Anxious to arrive home, I round the corner of 86th Street and 3rd Avenue, beneath the Jefferson’s “deluxe apartment in the sky.”
A crack addict approaches on the sidewalk. "You look like a fine young gentleman, putting together your love shack. Do you need some accoutrements?" He’s either psychic, or he’s my burglar.
“Sure! What’cha got?"
"Luggage from Polo. Ralph Lauren," he taunts. His rancid cocaine halitosis is familiar, after years of clerking for Bear Stearns on the NYSE floor. Coke breath stinks.
"I got Brooks Bros dress shirts and ties,” my haberdasher offers proudly.
The Artful Dodger of Yorkville is selling my stuff back to me at rush hour.

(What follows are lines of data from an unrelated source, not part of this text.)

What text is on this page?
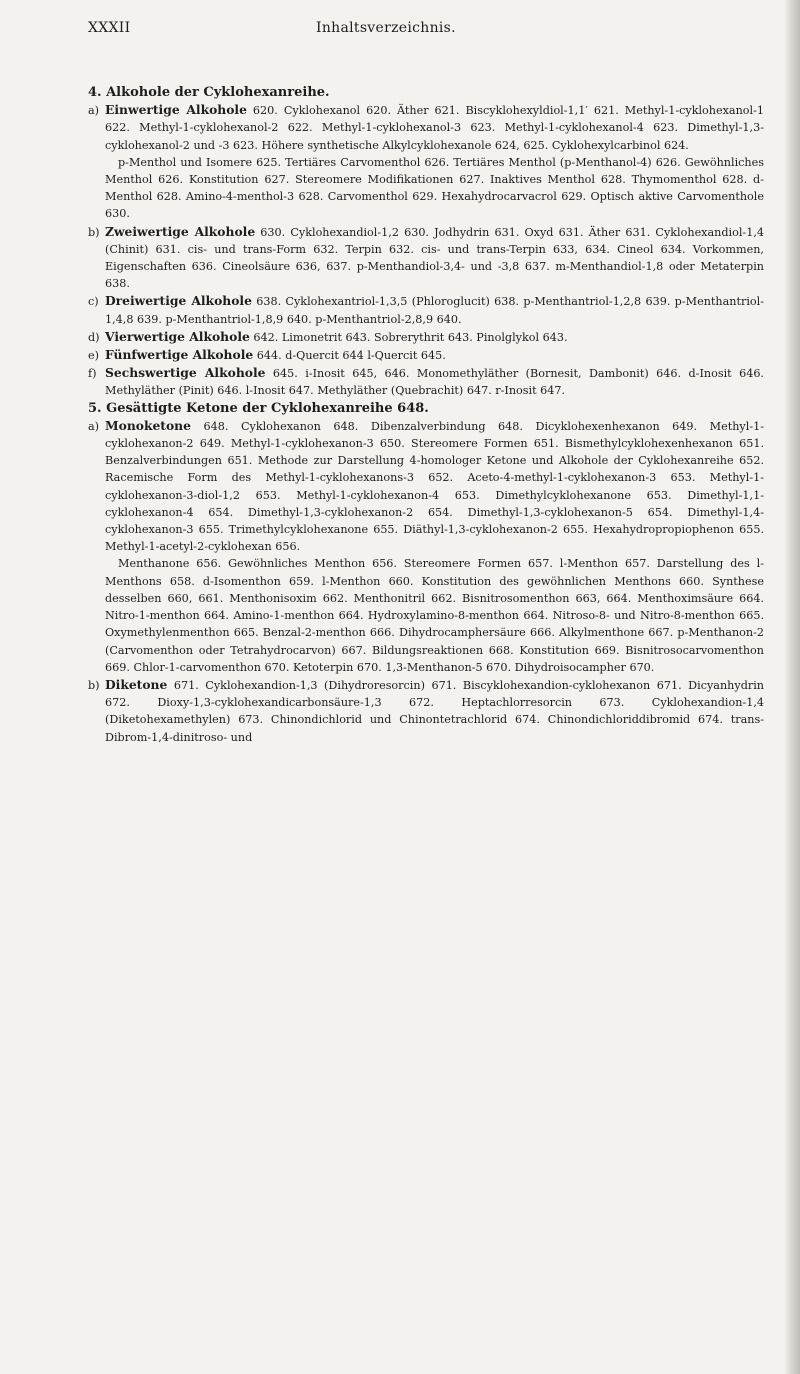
XXXII	Inhaltsverzeichnis.

4. Alkohole der Cyklohexanreihe.

a) Einwertige Alkohole 620. Cyklohexanol 620. Äther 621. Biscyklohexyldiol-1,1′ 621. Methyl-1-cyklohexanol-1 622. Methyl-1-cyklohexanol-2 622. Methyl-1-cyklohexanol-3 623. Methyl-1-cyklohexanol-4 623. Dimethyl-1,3-cyklohexanol-2 und -3 623. Höhere synthetische Alkylcyklohexanole 624, 625. Cyklohexylcarbinol 624.

p-Menthol und Isomere 625. Tertiäres Carvomenthol 626. Tertiäres Menthol (p-Menthanol-4) 626. Gewöhnliches Menthol 626. Konstitution 627. Stereomere Modifikationen 627. Inaktives Menthol 628. Thymomenthol 628. d-Menthol 628. Amino-4-menthol-3 628. Carvomenthol 629. Hexahydrocarvacrol 629. Optisch aktive Carvomenthole 630.

b) Zweiwertige Alkohole 630. Cyklohexandiol-1,2 630. Jodhydrin 631. Oxyd 631. Äther 631. Cyklohexandiol-1,4 (Chinit) 631. cis- und trans-Form 632. Terpin 632. cis- und trans-Terpin 633, 634. Cineol 634. Vorkommen, Eigenschaften 636. Cineolsäure 636, 637. p-Menthandiol-3,4- und -3,8 637. m-Menthandiol-1,8 oder Metaterpin 638.

c) Dreiwertige Alkohole 638. Cyklohexantriol-1,3,5 (Phloroglucit) 638. p-Menthantriol-1,2,8 639. p-Menthantriol-1,4,8 639. p-Menthantriol-1,8,9 640. p-Menthantriol-2,8,9 640.

d) Vierwertige Alkohole 642. Limonetrit 643. Sobrerythrit 643. Pinolglykol 643.

e) Fünfwertige Alkohole 644. d-Quercit 644 l-Quercit 645.

f) Sechswertige Alkohole 645. i-Inosit 645, 646. Monomethyläther (Bornesit, Dambonit) 646. d-Inosit 646. Methyläther (Pinit) 646. l-Inosit 647. Methyläther (Quebrachit) 647. r-Inosit 647.

5. Gesättigte Ketone der Cyklohexanreihe 648.

a) Monoketone 648. Cyklohexanon 648. Dibenzalverbindung 648. Dicyklohexenhexanon 649. Methyl-1-cyklohexanon-2 649. Methyl-1-cyklohexanon-3 650. Stereomere Formen 651. Bismethylcyklohexenhexanon 651. Benzalverbindungen 651. Methode zur Darstellung 4-homologer Ketone und Alkohole der Cyklohexanreihe 652. Racemische Form des Methyl-1-cyklohexanons-3 652. Aceto-4-methyl-1-cyklohexanon-3 653. Methyl-1-cyklohexanon-3-diol-1,2 653. Methyl-1-cyklohexanon-4 653. Dimethylcyklohexanone 653. Dimethyl-1,1-cyklohexanon-4 654. Dimethyl-1,3-cyklohexanon-2 654. Dimethyl-1,3-cyklohexanon-5 654. Dimethyl-1,4-cyklohexanon-3 655. Trimethylcyklohexanone 655. Diäthyl-1,3-cyklohexanon-2 655. Hexahydropropiophenon 655. Methyl-1-acetyl-2-cyklohexan 656.

Menthanone 656. Gewöhnliches Menthon 656. Stereomere Formen 657. l-Menthon 657. Darstellung des l-Menthons 658. d-Isomenthon 659. l-Menthon 660. Konstitution des gewöhnlichen Menthons 660. Synthese desselben 660, 661. Menthonisoxim 662. Menthonitril 662. Bisnitrosomenthon 663, 664. Menthoximsäure 664. Nitro-1-menthon 664. Amino-1-menthon 664. Hydroxylamino-8-menthon 664. Nitroso-8- und Nitro-8-menthon 665. Oxymethylenmenthon 665. Benzal-2-menthon 666. Dihydrocamphersäure 666. Alkylmenthone 667. p-Menthanon-2 (Carvomenthon oder Tetrahydrocarvon) 667. Bildungsreaktionen 668. Konstitution 669. Bisnitrosocarvomenthon 669. Chlor-1-carvomenthon 670. Ketoterpin 670. 1,3-Menthanon-5 670. Dihydroisocampher 670.

b) Diketone 671. Cyklohexandion-1,3 (Dihydroresorcin) 671. Biscyklohexandion-cyklohexanon 671. Dicyanhydrin 672. Dioxy-1,3-cyklohexandicarbonsäure-1,3 672. Heptachlorresorcin 673. Cyklohexandion-1,4 (Diketohexamethylen) 673. Chinondichlorid und Chinontetrachlorid 674. Chinondichloriddibromid 674. trans-Dibrom-1,4-dinitroso- und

"I got a funky Lego phone and VCR. But it ain’t got no remote!" Well that confirms it’s mine.
A New York cop runs up behind me on 86th Street. The crack addict spots him approaching and flees across 3rd Avenue.
The panting officer misses him then turns back to face me. He grins like someone, who found the matching card, while playing Concentration.
"Oh, it's you!" barks the same cop, who took my report a few days ago. "My wife is gonna find this very funny."
“Because it is,” I affirm with a thank you, a handshake and a chuckle.
Working Capital
The next morning, I limp around the corner of 46th Street and Park Avenue wearing old loafers, a cotton ball and bandage.
The typewriter outside of Nick’s office is colonized by a distressed credit analyst, double entendre intended. Eeyore the Mentor specializes in the bonds of bankrupt companies. He silently gestures for me to linger. Nick’s door is wide open.
“It’s these damn One-Day-Sales, Jimmy!” Nick screams to Bear Stearns President Jimmy Cayne, huddled over a conference phone, in her empty office.
I stare back at Eeyore in horror. He motions to stay quiet and witness her plagiarism.
“I would never touch those bonds. Macy’s is running out of cash. Working capital is all tied up in inventory. Customers put product back on the shelf, waiting for the next clearance event. Some good old-fashioned due diligence told us to steer clear!”
My eyes bug out.
Eeyore seizes the irony, “Didn’t you just get burglarized?”
I concede, “Yes I did. Twice in one week.”